UPDATE: After writing this post, I had the opportunity to read some of the comments about our research. I’m thankful for the many people who resonated, and I’m also grateful for those who posted critical comments that might help us refine our future endeavours. Two comments stick out for me, and I’d like to address them here. First, there is the observation that we ‘forgot’ to interview migrants from the People’s Republic of China (PRC), as the ‘astronaut’ phenomenon encompasses more than Hongkongers and there are Hongkongers who work in major cities on the mainland.

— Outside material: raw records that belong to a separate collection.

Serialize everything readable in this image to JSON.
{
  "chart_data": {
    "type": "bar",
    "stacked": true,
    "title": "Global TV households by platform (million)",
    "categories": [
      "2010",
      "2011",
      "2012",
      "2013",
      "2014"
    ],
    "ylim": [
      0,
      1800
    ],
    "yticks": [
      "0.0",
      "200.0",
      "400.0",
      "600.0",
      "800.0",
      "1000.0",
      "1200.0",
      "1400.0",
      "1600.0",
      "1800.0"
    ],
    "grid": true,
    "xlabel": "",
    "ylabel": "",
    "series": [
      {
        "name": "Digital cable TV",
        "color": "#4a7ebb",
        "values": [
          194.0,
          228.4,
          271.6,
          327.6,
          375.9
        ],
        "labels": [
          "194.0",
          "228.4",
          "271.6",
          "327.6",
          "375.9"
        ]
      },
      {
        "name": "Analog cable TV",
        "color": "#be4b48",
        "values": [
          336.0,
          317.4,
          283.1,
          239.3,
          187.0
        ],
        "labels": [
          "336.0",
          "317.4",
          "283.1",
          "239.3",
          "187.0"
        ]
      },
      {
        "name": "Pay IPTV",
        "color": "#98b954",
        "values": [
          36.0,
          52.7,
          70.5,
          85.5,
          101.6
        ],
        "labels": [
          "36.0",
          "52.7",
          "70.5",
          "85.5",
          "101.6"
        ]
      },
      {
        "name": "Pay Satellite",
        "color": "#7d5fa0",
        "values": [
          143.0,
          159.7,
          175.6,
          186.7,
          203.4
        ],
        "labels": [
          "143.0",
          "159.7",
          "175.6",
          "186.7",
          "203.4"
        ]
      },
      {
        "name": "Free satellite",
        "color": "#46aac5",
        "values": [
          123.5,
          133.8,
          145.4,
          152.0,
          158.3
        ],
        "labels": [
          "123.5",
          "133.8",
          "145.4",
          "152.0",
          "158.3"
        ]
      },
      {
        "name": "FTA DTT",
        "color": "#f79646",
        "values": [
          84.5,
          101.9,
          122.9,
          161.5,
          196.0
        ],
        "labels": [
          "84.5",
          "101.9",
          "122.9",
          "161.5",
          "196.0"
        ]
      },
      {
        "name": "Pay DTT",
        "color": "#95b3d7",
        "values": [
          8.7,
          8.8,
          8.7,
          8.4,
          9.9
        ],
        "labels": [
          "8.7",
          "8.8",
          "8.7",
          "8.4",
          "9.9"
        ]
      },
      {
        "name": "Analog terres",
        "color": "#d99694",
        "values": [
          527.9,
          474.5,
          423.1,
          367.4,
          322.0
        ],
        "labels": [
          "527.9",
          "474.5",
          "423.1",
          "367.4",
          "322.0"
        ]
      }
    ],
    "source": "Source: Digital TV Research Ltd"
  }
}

Second, some noted that this research describes a long phenomenon that can be observed since 1990 (and perhaps before).
Allow me to respond to both, as both can serve as a teaching moment for what we do in academia.
Both Jo Waters and I focused on Hongkongers in our respective projects. This was a practical consideration, as we wanted to limit ourselves to one segment of the Chinese diaspora, and as Weiqiang Lin notes, there are many other Chinese cosmopolitanisms to explore (such as, for Lin, Singapore’s ‘global schoolhouse’). Moreover, we have colleagues who do work on PRC migrants to Vancouver, such as Elaine Ho and Sin Yih Teo. Our study is thus not a comprehensive one that looks at every facet of Chinese transnationalism; instead, academics work with literatures–whole bodies of work–and our contribution is partly to the literature on Chinese transnationalism (as well as literatures on unconventional youth transitions to adulthood, emotional geographies, and cross-border movements more generally). In addition, studying Hongkongers allows for interesting comparative work with the PRC migrants, as well as the ability to unpack how Hongkongers perceive PRC migrants, a theme that was very much part of my master’s work (see this article also) and that has made it obliquely into my PhD work.
We are also aware of how dated the phenomenon that we are studying is. However, it’s partly because we’ve had such a long time to reflect, including the time elapsed between our two projects, that we’ve been able to make some of the claims we make. Again, this provides good comparative material for the new research emerging from our colleagues as well as a call to our fellow researchers to pay attention to the voices of young people in these transnational social fields.